Nel tuo cortometraggio ci sono delle scene (molto belle, tra l’altro) in cui è evidente la ricerca di una sintesi tra l’italianità e la cinesità. È un tema che senti anche nella tua vita personale?

Sì, esatto. Sento la necessità di una sintesi tra la mia identità italiana e le mie origini cinesi. Questo cortometraggio è stato in questo senso anche una ricerca personale nella quale mi sono costretto a pormi delle domande. Anche a livello formale, ho cercato una sintesi tra lo stile di un film asiatico a delle componenti più italiane.

Quanto è difficile trovare questa sintesi, soprattutto a livello personale?

Non è semplice. Fino a qualche anno fa ero sempre rimasto lontano alle mie origini. I miei genitori mi parlavano della Cina ma il mondo che conoscevo era un altro. Crescendo in Italia mi sono spesso sentito diverso, o mi ci hanno fatto sentire. Non tanto con episodi di razzismo o con qualcosa di grave, si tratta più di una esclusione psicologica. E allora per adeguarti, per sentirti incluso, probabilmente cerchi di allontanarti da quel passato che tu non hai vissuto ma che porti nei tuoi tratti somatici. Poi negli ultimi anni mi sono reso conto che quel passato fa parte di me e che è necessario che lo esplori. Di recente mi sono avvicinato anche ad altri ragazzi di seconda generazione, mentre in precedenza ero sempre rimasto un po’ lontano dalla comunità, anche per la mia mancata conoscenza della lingua.
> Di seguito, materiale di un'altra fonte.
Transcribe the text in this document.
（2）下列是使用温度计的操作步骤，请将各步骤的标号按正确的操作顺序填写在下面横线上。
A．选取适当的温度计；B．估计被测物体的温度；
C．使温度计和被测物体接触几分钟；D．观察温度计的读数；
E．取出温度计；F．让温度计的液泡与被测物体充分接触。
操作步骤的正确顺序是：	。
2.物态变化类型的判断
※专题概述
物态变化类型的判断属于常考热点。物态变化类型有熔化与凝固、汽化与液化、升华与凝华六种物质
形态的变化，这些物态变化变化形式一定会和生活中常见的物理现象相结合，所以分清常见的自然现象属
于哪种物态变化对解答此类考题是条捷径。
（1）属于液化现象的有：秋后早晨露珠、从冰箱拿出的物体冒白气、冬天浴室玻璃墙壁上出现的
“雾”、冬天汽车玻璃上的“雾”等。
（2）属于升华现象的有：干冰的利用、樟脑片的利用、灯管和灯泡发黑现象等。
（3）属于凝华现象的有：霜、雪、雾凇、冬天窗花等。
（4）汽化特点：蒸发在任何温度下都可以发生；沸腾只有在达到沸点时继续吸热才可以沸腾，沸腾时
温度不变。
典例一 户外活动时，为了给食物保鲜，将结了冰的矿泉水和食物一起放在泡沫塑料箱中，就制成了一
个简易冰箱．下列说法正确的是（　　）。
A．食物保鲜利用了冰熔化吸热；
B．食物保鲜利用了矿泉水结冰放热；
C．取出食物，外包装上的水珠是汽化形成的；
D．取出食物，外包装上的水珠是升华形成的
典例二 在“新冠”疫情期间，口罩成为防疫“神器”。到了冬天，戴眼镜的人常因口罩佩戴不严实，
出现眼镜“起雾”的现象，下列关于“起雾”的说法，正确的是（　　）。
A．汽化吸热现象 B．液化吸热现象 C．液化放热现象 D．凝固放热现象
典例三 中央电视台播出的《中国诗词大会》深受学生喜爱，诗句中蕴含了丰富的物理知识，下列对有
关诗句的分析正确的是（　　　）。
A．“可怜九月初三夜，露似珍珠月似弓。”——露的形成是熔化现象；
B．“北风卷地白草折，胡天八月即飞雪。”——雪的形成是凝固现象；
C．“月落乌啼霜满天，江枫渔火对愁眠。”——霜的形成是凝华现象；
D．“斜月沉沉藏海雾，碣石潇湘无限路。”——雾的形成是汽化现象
Quanto di questo mondo di ragazzi di seconda generazione viene rappresentato e raccontato secondo te?

Molto poco. Da una parte c’è lo stereotipo del cinese che può solo aprire un ristorante o gestire un tabaccaio, senza ovviamente che ci sia nulla di male in questo, anzi, oppure venire in Italia per studiare alla Bocconi. Dall’altra invece si considerano soprattutto i cinesi in senso stretto. Ma i ragazzi cinesi o sinoitaliani possono fare anche altro, come girare un cortometraggio. E la comunità sinoitaliana non è solo quella di Paolo Sarpi.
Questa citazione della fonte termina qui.